Panic is quite rare. What's quite common is denial; denial is why panic is rare. … If people are insufficiently afraid, they don't take precautions. If people are excessively afraid, they don't take precautions. They don't panic either. They go into denial and sit around saying, "It'll happen to somebody else."
So why do officials needlessly fear public panic? I suspect what officials really fear is that citizens will blame them for whatever bad thing is happening; the panic thing is just an excuse to avoid looking bad.
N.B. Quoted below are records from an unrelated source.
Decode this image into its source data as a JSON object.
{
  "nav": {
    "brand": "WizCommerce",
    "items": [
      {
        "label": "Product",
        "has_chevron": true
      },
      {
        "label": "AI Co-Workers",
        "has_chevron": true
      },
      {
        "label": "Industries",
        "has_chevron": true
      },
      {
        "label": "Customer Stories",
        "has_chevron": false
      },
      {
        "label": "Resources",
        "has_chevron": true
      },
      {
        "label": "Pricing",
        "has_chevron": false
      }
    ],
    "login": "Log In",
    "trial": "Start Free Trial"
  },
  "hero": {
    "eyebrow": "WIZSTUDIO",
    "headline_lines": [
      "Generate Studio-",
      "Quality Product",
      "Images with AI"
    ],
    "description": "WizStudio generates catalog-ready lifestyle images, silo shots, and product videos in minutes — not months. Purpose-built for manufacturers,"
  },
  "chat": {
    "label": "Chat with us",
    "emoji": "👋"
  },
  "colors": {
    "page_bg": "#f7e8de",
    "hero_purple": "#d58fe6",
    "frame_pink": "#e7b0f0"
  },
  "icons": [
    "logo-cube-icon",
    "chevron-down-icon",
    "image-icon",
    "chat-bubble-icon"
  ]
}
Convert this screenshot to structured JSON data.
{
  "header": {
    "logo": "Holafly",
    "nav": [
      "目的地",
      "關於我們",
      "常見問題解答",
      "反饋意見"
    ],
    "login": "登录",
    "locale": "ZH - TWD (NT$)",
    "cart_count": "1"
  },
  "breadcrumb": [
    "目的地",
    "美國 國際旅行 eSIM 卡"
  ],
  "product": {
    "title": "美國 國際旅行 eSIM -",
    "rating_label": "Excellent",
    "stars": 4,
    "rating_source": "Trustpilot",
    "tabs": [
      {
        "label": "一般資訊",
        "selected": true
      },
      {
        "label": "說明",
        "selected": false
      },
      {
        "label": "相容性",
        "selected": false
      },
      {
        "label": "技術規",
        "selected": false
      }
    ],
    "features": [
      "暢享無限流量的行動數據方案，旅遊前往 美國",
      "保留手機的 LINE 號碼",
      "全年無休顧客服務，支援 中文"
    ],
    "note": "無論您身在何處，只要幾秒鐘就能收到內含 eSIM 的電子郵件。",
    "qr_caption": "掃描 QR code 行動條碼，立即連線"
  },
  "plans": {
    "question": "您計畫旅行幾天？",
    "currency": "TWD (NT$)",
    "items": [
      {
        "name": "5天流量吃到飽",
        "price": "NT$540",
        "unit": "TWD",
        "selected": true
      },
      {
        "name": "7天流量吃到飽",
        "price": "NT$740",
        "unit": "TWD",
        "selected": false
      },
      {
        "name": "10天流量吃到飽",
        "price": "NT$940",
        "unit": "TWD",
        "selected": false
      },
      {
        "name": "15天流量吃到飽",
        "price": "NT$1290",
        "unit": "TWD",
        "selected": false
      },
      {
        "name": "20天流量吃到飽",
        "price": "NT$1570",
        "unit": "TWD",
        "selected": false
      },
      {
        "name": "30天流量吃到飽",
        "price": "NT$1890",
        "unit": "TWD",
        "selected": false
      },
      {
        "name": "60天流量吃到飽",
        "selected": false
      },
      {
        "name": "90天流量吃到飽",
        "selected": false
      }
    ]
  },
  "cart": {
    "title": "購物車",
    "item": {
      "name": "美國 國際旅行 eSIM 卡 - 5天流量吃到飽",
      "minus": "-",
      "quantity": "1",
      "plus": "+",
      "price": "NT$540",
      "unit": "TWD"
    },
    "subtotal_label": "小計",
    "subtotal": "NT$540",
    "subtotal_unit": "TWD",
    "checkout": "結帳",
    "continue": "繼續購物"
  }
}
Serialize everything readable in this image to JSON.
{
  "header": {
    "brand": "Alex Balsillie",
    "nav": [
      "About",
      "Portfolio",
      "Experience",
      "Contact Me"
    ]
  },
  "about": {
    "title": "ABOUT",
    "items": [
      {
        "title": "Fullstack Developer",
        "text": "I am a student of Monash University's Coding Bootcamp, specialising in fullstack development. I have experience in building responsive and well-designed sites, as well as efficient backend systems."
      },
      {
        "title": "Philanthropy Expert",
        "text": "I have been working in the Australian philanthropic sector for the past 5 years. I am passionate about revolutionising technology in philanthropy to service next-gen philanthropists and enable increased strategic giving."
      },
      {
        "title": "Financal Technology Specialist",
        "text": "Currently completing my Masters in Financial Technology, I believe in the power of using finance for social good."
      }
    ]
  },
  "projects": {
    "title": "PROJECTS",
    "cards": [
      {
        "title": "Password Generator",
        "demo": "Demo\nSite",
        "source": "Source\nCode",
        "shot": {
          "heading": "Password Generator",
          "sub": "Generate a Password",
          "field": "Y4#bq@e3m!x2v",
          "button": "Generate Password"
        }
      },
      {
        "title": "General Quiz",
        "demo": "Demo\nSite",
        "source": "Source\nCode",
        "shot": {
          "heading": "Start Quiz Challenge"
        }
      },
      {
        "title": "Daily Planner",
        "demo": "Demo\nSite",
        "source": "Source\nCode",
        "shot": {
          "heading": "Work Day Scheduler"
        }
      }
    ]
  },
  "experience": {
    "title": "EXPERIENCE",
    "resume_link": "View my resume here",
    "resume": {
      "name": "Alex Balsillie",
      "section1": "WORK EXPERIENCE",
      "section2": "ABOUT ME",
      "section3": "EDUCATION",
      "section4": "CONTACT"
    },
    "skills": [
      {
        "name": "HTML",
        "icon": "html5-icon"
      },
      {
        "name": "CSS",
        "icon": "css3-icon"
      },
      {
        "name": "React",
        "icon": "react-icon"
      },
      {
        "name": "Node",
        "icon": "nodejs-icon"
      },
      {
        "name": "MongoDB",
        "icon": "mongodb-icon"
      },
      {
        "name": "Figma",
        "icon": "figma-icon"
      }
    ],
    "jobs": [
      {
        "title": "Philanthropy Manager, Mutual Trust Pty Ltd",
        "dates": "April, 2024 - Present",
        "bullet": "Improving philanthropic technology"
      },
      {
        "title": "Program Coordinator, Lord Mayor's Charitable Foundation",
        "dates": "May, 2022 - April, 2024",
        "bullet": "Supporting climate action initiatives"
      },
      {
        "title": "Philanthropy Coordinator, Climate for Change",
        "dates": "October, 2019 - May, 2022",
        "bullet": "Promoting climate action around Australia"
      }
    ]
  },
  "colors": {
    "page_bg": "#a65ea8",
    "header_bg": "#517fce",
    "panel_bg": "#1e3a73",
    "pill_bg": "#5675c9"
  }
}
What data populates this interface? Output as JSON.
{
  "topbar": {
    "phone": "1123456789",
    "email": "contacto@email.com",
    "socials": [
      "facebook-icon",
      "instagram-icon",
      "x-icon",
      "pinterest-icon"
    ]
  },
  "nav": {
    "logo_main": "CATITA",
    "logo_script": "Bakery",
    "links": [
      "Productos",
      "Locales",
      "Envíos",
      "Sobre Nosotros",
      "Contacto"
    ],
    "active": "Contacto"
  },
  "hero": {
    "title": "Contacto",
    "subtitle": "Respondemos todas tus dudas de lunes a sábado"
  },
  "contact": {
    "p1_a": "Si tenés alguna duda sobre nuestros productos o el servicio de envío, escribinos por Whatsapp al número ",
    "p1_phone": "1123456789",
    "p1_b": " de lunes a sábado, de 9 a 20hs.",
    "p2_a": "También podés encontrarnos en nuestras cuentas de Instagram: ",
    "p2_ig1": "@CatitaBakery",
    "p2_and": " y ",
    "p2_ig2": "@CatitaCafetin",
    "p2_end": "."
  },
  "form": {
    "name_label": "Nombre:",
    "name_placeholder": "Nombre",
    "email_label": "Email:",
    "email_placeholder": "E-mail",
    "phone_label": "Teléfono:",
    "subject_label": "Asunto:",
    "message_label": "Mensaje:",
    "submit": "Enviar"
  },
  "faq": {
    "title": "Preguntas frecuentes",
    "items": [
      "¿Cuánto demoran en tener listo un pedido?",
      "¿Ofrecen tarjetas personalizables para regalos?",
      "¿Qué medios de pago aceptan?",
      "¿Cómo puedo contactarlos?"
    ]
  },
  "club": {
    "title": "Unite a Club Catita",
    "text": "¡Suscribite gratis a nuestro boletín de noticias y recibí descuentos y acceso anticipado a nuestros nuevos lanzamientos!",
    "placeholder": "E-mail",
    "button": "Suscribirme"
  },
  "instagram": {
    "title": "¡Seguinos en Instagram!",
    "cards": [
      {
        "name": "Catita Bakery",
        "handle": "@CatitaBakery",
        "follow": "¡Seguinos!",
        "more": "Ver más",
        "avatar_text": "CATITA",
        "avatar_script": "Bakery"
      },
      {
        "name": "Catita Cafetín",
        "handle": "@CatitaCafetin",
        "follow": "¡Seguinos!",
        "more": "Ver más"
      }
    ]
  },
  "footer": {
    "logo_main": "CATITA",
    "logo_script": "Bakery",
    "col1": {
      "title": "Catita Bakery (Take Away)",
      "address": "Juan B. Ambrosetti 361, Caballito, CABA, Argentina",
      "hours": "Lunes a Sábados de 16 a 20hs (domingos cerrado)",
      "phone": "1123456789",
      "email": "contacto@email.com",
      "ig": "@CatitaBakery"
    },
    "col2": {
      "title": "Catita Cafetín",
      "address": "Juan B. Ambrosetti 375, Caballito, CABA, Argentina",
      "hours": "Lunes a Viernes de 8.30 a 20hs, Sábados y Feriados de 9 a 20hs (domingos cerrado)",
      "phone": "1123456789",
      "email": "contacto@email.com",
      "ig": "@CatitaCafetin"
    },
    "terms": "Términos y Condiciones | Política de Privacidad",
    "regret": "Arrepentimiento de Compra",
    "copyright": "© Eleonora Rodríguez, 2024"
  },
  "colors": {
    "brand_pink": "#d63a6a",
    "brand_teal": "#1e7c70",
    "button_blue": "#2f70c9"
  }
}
Hat tip to Tyler and Toby Ord.



9 Comments
OH GOD I HADN’T HEARD ABOUT PANIC PANIC BEFORE!!! WHAT IF IT GETS HERE!!! WHAT IF IT HAPPENS TO MY CHILDREN??? MAYBE I SHOULD JUST KILL THEM NOW TO SPARE THEM THE PAIN!!! AAAAAAAH!!!
I’m developing infinite panic regress panic.
Oh no, the officials are about to panic out of fear we would panic! I’m in panic panic panic!
http://xkcd.com/574/
I thought it was about media outlets trying to sell advertising to stir things up, and then the politicians needing to respond to maintain voter constituencies. You know, wag the dog.
US, excellent XKCD, as always.
“That’s a position held by a number of people in the government and a number of people in a number of governments who argue that, yes, we the government are going to prepare, but for God’s sake don’t tell the public, because . . . they might get excessively frightened, and that might be bad for their psychology and bad for the economy.”
But didn’t we see officials publicly panicking during the height of the financial crisis? Bush, Bernanke and Paulson all gave very nervous public speeches both before and after Lehman.
Is a financial crisis somehow different than an epidemic, regarding the manipulation of public opinion? It might be. Since we think we designed the economy, we’re more likely to think we can do something to fix it. An epidemic, on the other hand, is a threat external to humanity.
What I’m afraid of, is what else is happening in the world that we’re not hearing about because we’re all too busy talking about this disease that’s going to kill a handful of people, just like tons of other diseases do all the time?
This was one of the lessons included during my military training in urban ops: that citizens (Canadians, anyway) don’t panic. During national emergencies, such as the Quebec ice storm, they’ve always cooperated with an organized and efficient government task force.
Mightn’t government officials fear panic because it deprives them of control and power? If you believe you know what is best for the populace, the last thing you’d want to have happen is the populace to act on its own accord (which they WILL do if frightened enough, regardless of attempts to stop them).
I’m not sure I find the argument that officials want to avoid looking bad to be persuasive. The public generally finds out about any event big enough to “cause a panic” anyway, even if officials can keep it under wraps temporarily.